Her şeye kırılan, küsen, canını en ufak şeye sıkan, sürekli şikâyet eden bir erkek resmen kabak tadı veriyor bir süre sonra. Burada da şunu sorguluyorum hep. E iyi de bu erkekleri de yetiştiren bir anne var, yani bir kadın. Öyle biz yanlış yetiştirilmiş erkeklerin rehabilitasyon merkezi değiliz demekle çıkamayız işin içinden. Kayınvalidesinden şikâyet edip oğlunu aynı o kadın gibi yetiştiren bir sürü insan tanıyorum. O prensesleri bizler saldık topluma yani, kendi kendine olmadı hiçbir şey. Sorumluluk almayı öğrenememiş bir sürü erkek var. Sorumluluk verildiğinde kaçan, kaçmasa hepsini karşısındakine ittirmeye çalışan, ne istediğini bilmeyen bir sürü erkek… Bunun karşısında evrimsel süreçte pehlivan mı kalsa prenses mi olsa emin olamayan bir sürü kadın…

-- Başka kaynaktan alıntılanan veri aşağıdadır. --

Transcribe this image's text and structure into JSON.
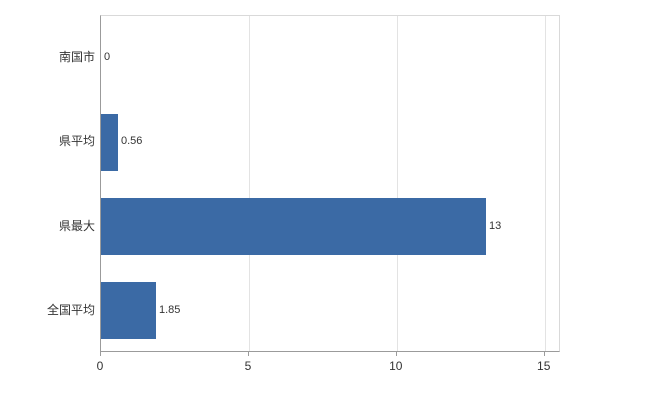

Anima animus dengesi bozuldukça ve cinsler kendi cinsiyete dair prensiplerini kabullenip dengeyi kurmadıkça daha çok tartışacağız bu konuyu. Çaba göstermek istemeyen, sorumluluk almayan ve hep bana hep bana tavrında olan kim olursa olsun aynı döngüde kalacak. Açık iletişim en kestirme yolken insanların bunca dolaylı yolu cazip bulması da yine kendi seçimleri olmaya devam edecek.
©mümkün dergi
Yasal Uyarı: Yayınlanan köşe yazısı/haberin tüm hakları Yuka Ajans Yay. ve Org. Tic. Ltd. Şti.’ye aittir. Köşe yazısı/haberin tamamı ya da bir kısmı kaynak gösterilmesi ve/veya habere aktif link verilmesi halinde dahi kesinlikle kullanılamaz.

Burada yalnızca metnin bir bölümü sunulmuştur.